3.7.7. Plotting with GeoDataFrame’s plot() method#

We can create static maps using the plot() method of our GeoDataFrame. This method is based on matplotlib and offers various customization options:

Hide code cell source
import matplotlib.pyplot as plt
from matplotlib.colors import LinearSegmentedColormap
import matplotlib.patheffects as pe

# Create a custom colormap
colors = ['#FFFFCC', '#FFEDA0', '#FED976', '#FEB24C',
          '#FD8D3C', '#FC4E2A', '#E31A1C', '#BD0026', '#800026']
n_bins = len(colors)
cmap = LinearSegmentedColormap.from_list('custom_YlOrRd', colors, N=n_bins)

# Create a basic plot of all regions
fig, ax = plt.subplots(figsize=(8, 8))
gdf.plot(ax=ax, edgecolor='black', linewidth=0.5, column='LANDAREA', cmap=cmap)

# Add a color bar
sm = plt.cm.ScalarMappable(cmap=cmap, norm=plt.Normalize(
    vmin=gdf['LANDAREA'].min(), vmax=gdf['LANDAREA'].max()))
sm._A = []  # This line is necessary for the colorbar to work with plt.colorbar()
cbar = fig.colorbar(sm, ax=ax, fraction=0.03, pad=0.04)
cbar.set_label('Land Area (km²)', rotation=270, labelpad=15)
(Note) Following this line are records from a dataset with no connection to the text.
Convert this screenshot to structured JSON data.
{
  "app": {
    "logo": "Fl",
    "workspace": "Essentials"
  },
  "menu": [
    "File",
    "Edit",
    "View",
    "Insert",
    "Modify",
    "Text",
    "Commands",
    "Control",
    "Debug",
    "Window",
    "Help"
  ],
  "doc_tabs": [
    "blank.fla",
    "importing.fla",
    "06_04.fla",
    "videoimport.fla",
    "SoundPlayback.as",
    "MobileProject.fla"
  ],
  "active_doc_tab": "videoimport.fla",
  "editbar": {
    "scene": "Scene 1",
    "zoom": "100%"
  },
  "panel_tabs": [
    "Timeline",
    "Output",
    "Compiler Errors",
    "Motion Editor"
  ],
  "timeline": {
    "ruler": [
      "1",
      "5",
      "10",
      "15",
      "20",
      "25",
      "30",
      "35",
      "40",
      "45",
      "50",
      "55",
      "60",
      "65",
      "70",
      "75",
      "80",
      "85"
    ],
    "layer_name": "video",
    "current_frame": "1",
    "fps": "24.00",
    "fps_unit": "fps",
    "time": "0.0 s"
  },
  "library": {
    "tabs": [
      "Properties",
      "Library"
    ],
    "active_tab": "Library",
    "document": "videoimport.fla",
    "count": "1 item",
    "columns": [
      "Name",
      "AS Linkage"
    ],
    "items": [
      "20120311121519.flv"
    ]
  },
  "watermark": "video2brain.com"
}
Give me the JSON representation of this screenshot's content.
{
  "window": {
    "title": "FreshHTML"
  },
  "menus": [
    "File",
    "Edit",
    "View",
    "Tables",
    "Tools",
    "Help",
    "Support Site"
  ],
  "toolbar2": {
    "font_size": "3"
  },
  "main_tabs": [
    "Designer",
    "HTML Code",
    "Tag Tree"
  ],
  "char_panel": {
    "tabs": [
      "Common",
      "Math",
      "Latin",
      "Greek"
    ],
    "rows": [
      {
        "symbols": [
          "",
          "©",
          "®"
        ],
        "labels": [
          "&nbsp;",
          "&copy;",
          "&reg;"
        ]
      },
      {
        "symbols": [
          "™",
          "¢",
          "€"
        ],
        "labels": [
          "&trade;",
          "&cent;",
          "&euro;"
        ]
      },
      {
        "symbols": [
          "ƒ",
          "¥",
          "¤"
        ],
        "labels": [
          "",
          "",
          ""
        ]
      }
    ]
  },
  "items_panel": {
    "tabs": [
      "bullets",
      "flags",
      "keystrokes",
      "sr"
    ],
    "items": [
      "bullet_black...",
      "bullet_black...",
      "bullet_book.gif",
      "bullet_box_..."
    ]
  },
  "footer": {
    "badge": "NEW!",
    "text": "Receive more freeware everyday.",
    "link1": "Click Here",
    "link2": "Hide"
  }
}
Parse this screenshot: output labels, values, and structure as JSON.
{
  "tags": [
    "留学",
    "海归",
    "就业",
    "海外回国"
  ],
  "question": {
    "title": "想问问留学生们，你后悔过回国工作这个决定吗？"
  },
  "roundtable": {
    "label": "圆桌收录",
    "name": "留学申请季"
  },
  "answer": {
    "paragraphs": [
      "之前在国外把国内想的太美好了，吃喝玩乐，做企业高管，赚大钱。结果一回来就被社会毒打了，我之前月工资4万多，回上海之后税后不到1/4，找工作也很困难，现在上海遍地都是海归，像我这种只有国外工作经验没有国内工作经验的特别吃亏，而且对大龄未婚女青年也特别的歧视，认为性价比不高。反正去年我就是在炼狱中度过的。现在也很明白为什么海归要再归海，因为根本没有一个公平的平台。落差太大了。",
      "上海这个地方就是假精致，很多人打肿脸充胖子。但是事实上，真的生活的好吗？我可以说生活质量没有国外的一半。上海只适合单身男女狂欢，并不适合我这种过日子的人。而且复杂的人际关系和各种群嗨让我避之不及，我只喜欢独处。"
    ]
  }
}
# Add title and remove axes
ax.set_title('Alberta Economic Regions - Land Area',
             fontsize=14, fontweight='bold', pad=0, y=1)
ax.axis('off')

# Add text labels for each region with white outline
for idx, row in gdf.iterrows():
    ax.annotate(text=row['ERNAME'], xy=(row.geometry.centroid.x, row.geometry.centroid.y),
                xytext=(0, 0), textcoords="offset points", fontsize=10, ha='center', va='center',
                fontweight='bold', color='black',
                path_effects=[pe.withStroke(linewidth=3, foreground='white')])

plt.tight_layout()
../_images/d2d74b62fb0fa8ef5ffe7996957f43a9b75e898ed8da5f401261b7ebedfb9eec.png

This code creates a map of Alberta’s economic regions, color-coded by land area:

  1. Import libraries and set custom colors.

  2. Plot the GeoDataFrame with ‘LANDAREA’ for color-coding.

  3. Add a color bar to represent land area values.

  4. Set title and remove axes.

  5. Add region names as text labels with white outlines.

  6. Optimize layout with tight_layout().